+------ Dan Trevino wrote (Sat, 17-Feb-2007, 17:43 -0500):
|
| I need to parse a tab delimited text file of several thousand lines. The
| first part is easy;
|
| cut -f8 file
This bit of processing can often be moved into whatever interpreter
does the rest of the processing, but this does neatly separate this
function and may be more maintainable for whomever might inherit it.
| field 8 of this file contains multiple, variable length, sentences enclosed
| in double quotes. Example returned by the cut command above:
|
| "this is sentence one. this i sentence two. this ""is a quote that may be""
| in sentence three."
|
| I need to grab the first sentence for further processing (without the
| period, without the beginning quote mark) into a variable, but am having
| difficulty. Can anyone suggest an easy way to do this? I'm open to
| bash,perl,python solutions, but prefer bash.
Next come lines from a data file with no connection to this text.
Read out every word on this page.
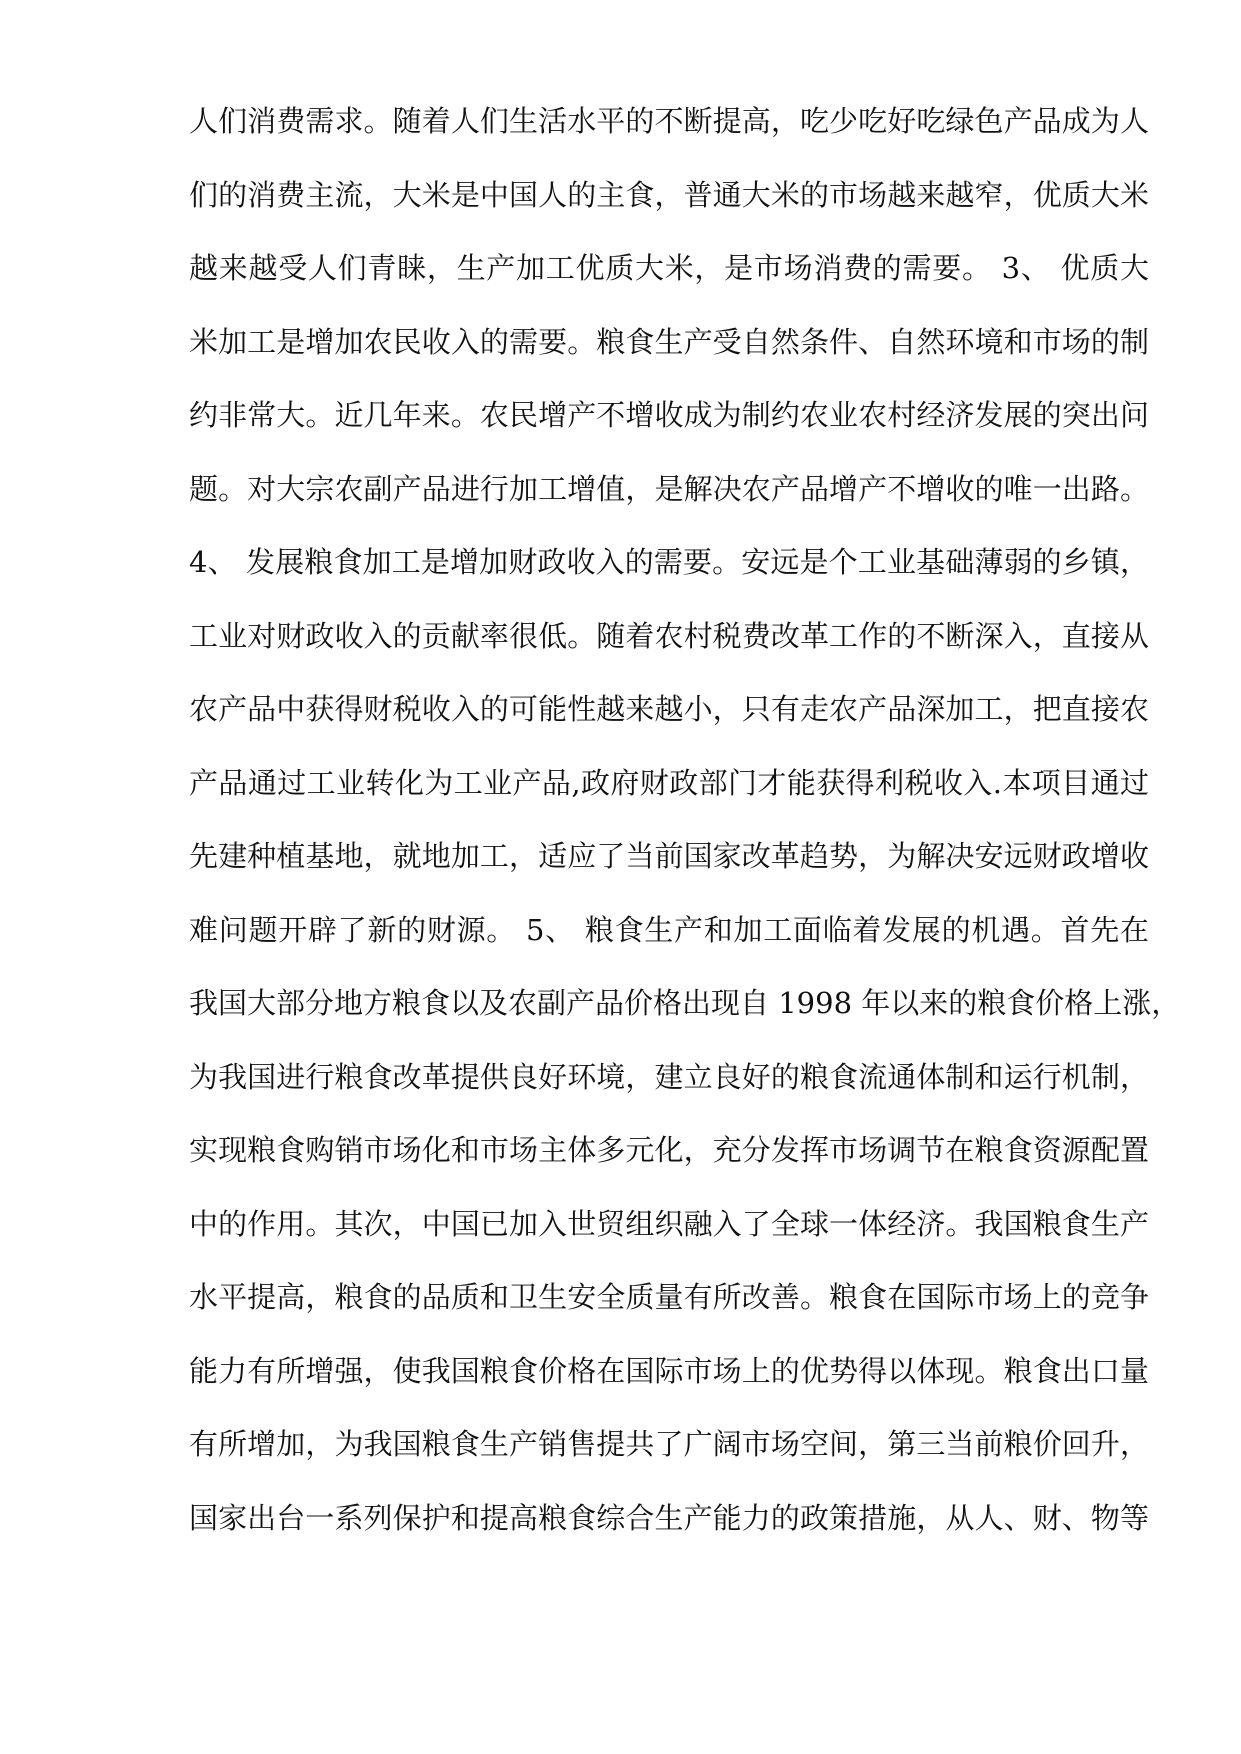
人们消费需求。随着人们生活水平的不断提高，吃少吃好吃绿色产品成为人
们的消费主流，大米是中国人的主食，普通大米的市场越来越窄，优质大米
越来越受人们青睐，生产加工优质大米，是市场消费的需要。 3、 优质大
米加工是增加农民收入的需要。粮食生产受自然条件、自然环境和市场的制
约非常大。近几年来。农民增产不增收成为制约农业农村经济发展的突出问
题。对大宗农副产品进行加工增值，是解决农产品增产不增收的唯一出路。
4、 发展粮食加工是增加财政收入的需要。安远是个工业基础薄弱的乡镇，
工业对财政收入的贡献率很低。随着农村税费改革工作的不断深入，直接从
农产品中获得财税收入的可能性越来越小，只有走农产品深加工，把直接农
产品通过工业转化为工业产品,政府财政部门才能获得利税收入.本项目通过
先建种植基地，就地加工，适应了当前国家改革趋势，为解决安远财政增收
难问题开辟了新的财源。 5、 粮食生产和加工面临着发展的机遇。首先在
我国大部分地方粮食以及农副产品价格出现自 1998 年以来的粮食价格上涨，
为我国进行粮食改革提供良好环境，建立良好的粮食流通体制和运行机制，
实现粮食购销市场化和市场主体多元化，充分发挥市场调节在粮食资源配置
中的作用。其次，中国已加入世贸组织融入了全球一体经济。我国粮食生产
水平提高，粮食的品质和卫生安全质量有所改善。粮食在国际市场上的竞争
能力有所增强，使我国粮食价格在国际市场上的优势得以体现。粮食出口量
有所增加，为我国粮食生产销售提共了广阔市场空间，第三当前粮价回升，
国家出台一系列保护和提高粮食综合生产能力的政策措施，从人、财、物等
Well, sed is the easiest tool for the problem as stated:
cut -f8 file | sed 's/^"//; s/\..*//'
I might choose another tool depending on the rest of the processing
to be done and on whether the problem domain might evolve. The sed
command is a bit brittle relative to changing requirements. Much the
same could be done in bash directly, but the sed command is simpler
and faster.
If the first sentence might contain an embedded period, say in a
literal floating point number, you might match on the ". " string
and then delete any trailing period, which might remain if there
were only one sentence, i.e.:
cut -f8 file | sed 's/^"//; s/\. .*//; s/\.$//'
And, if exclamation and question marks may terminate sentences in
the input:
cut -f8 file | sed 's/^"//; s/[\.!?] .*//; s/[\.!?]$//'
This still doesn't handle ellipsis marks... 8-)
How constrained and well behaved is the input???
Best Regards,
Chuck
|